Updated February 15, 2021 - 12:07 pm

Developer Triple Five set out more than once to sell its land on the Strip for big prices.

Now its nearly 30 acres along Las Vegas’ famed resort corridor are under new ownership, but the deal likely wasn’t what the developer envisioned.

Early last month, mortgage lender TPG Real Estate Finance Trust acquired 27.2 acres of Triple Five real estate along the north and south edges of the Strip through a “deed in lieu of foreclosure,” Clark County records show.

A deed in lieu, as it’s known, transfers ownership of a property while avoiding the foreclosure process.

It seems unlikely that the new owner will try to build anything on the Strip and more likely that it will try to sell the land, which, on the north edge, sits across from the under-construction Resorts World Las Vegas and, on the south, near Mandalay Bay.

TPG Real Estate Finance is a lender, not a developer, and lenders who take over properties usually try to sell them off.

Plus, if TPG decides to build something on casino-packed Las Vegas Boulevard, the market for such projects faces big questions amid the coronavirus pandemic, which has dealt a crushing blow to tourism and sparked huge job losses in Southern Nevada.

TPG declined to comment for this story.

James Grindstaff, vice president of planning and development for Triple Five, declined to comment.

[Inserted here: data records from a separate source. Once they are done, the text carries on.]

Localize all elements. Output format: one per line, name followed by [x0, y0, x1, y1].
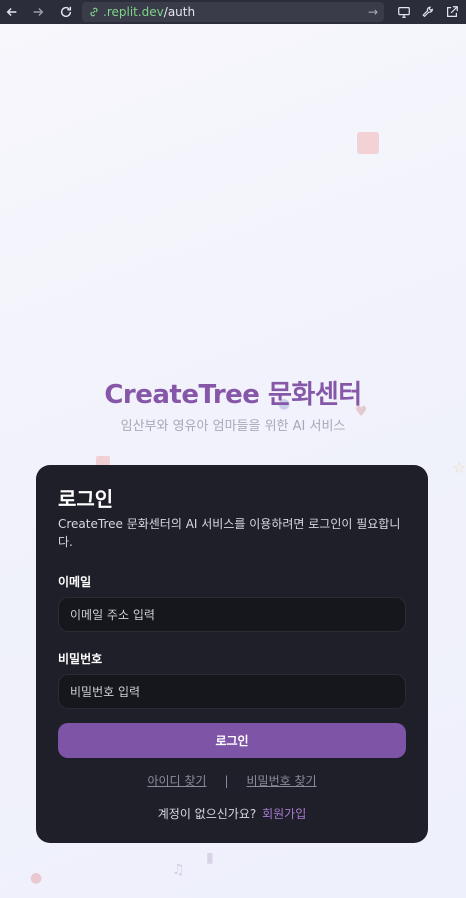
url-domain: .replit.dev	[103, 5, 164, 19]
find-password-link[interactable]: 비밀번호 찾기	[247, 774, 317, 788]
password-label: 비밀번호	[58, 652, 103, 666]
address-bar[interactable]: .replit.dev /auth →	[82, 2, 384, 22]
no-account-text: 계정이 없으신가요?	[157, 807, 257, 821]
back-button[interactable]	[2, 2, 22, 22]
link-icon	[88, 6, 100, 18]
reload-icon	[60, 6, 72, 18]
auth-page: ☆ ♥ ● ● ♫ ▮ CreateTree 문화센터 임산부와 영유아 엄마들…	[0, 24, 466, 898]
signup-prompt: 계정이 없으신가요? 회원가입	[36, 805, 428, 822]
link-separator: |	[224, 774, 229, 788]
url-path: /auth	[163, 5, 196, 19]
decoration-music-icon: ♫	[172, 862, 185, 878]
email-label: 이메일	[58, 575, 92, 589]
decoration-star-icon: ☆	[452, 458, 466, 477]
decoration-gift-icon	[357, 132, 379, 154]
password-input[interactable]	[58, 674, 406, 709]
devtools-button[interactable]	[418, 2, 438, 22]
wrench-icon	[422, 6, 433, 18]
desktop-view-button[interactable]	[394, 2, 414, 22]
account-recovery-links: 아이디 찾기 | 비밀번호 찾기	[36, 772, 428, 789]
browser-toolbar: .replit.dev /auth →	[0, 0, 466, 24]
login-description: CreateTree 문화센터의 AI 서비스를 이용하려면 로그인이 필요합니…	[58, 517, 401, 549]
login-button[interactable]: 로그인	[58, 723, 406, 758]
login-card: 로그인 CreateTree 문화센터의 AI 서비스를 이용하려면 로그인이 …	[36, 465, 428, 843]
email-input[interactable]	[58, 597, 406, 632]
decoration-bottle-icon: ▮	[206, 850, 214, 866]
arrow-right-icon	[33, 8, 44, 16]
monitor-icon	[398, 7, 410, 18]
decoration-bear-icon: ●	[30, 870, 43, 886]
go-arrow-icon[interactable]: →	[368, 5, 378, 19]
brand-tagline: 임산부와 영유아 엄마들을 위한 AI 서비스	[120, 419, 346, 434]
arrow-left-icon	[6, 8, 17, 16]
login-title: 로그인	[58, 487, 114, 511]
find-id-link[interactable]: 아이디 찾기	[147, 774, 206, 788]
forward-button[interactable]	[28, 2, 48, 22]
brand-title: CreateTree 문화센터	[104, 380, 362, 410]
signup-link[interactable]: 회원가입	[262, 807, 306, 821]
reload-button[interactable]	[56, 2, 76, 22]
external-link-icon	[447, 6, 458, 17]
open-new-tab-button[interactable]	[442, 2, 462, 22]
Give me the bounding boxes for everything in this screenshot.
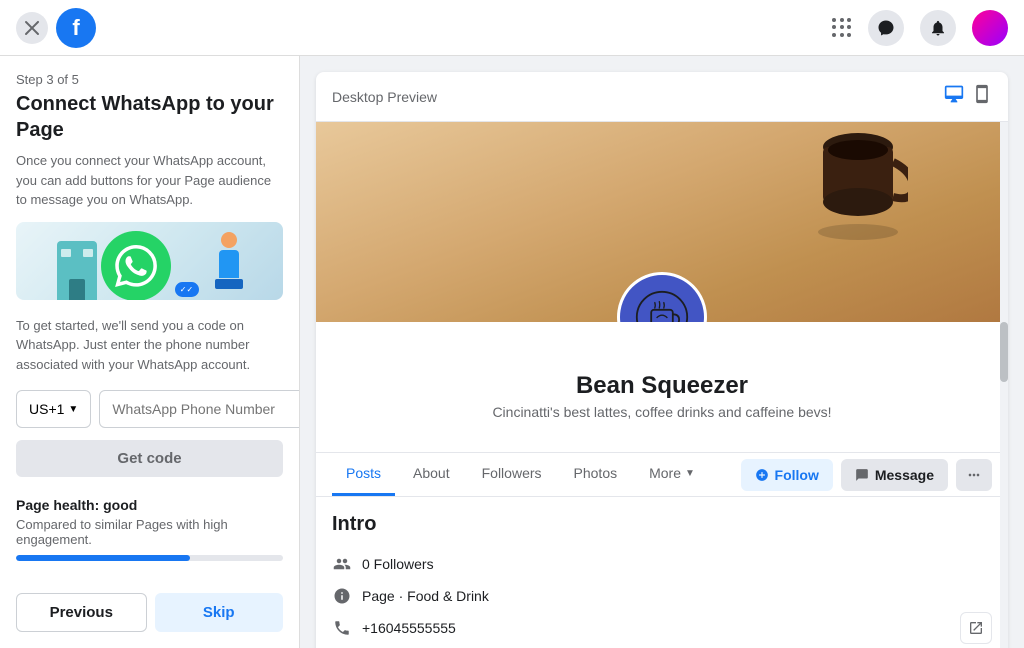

Triple Five is a conglomerate whose holdings include the massive Mall of America in Minnesota. It also developed the Boca Park retail center in Las Vegas, and in the fall of 2007, not long before the frenzied real estate market crashed, it made a lucrative land purchase on the north Strip, buying a 5.4-acre plot next to the Peppermill restaurant for $180 million.

Triple Five tried to sell its land on the Strip multiple times in recent years. In 2014, it wanted $16 million an acre for the north Strip parcel and $8 million an acre for its south Strip holdings, the Las Vegas Sun reported.

In 2016, it sought $30 million per acre for the north Strip plot, and by 2019, after buying more property nearby, it again wanted $30 million an acre for its then-10 acres near Resorts World.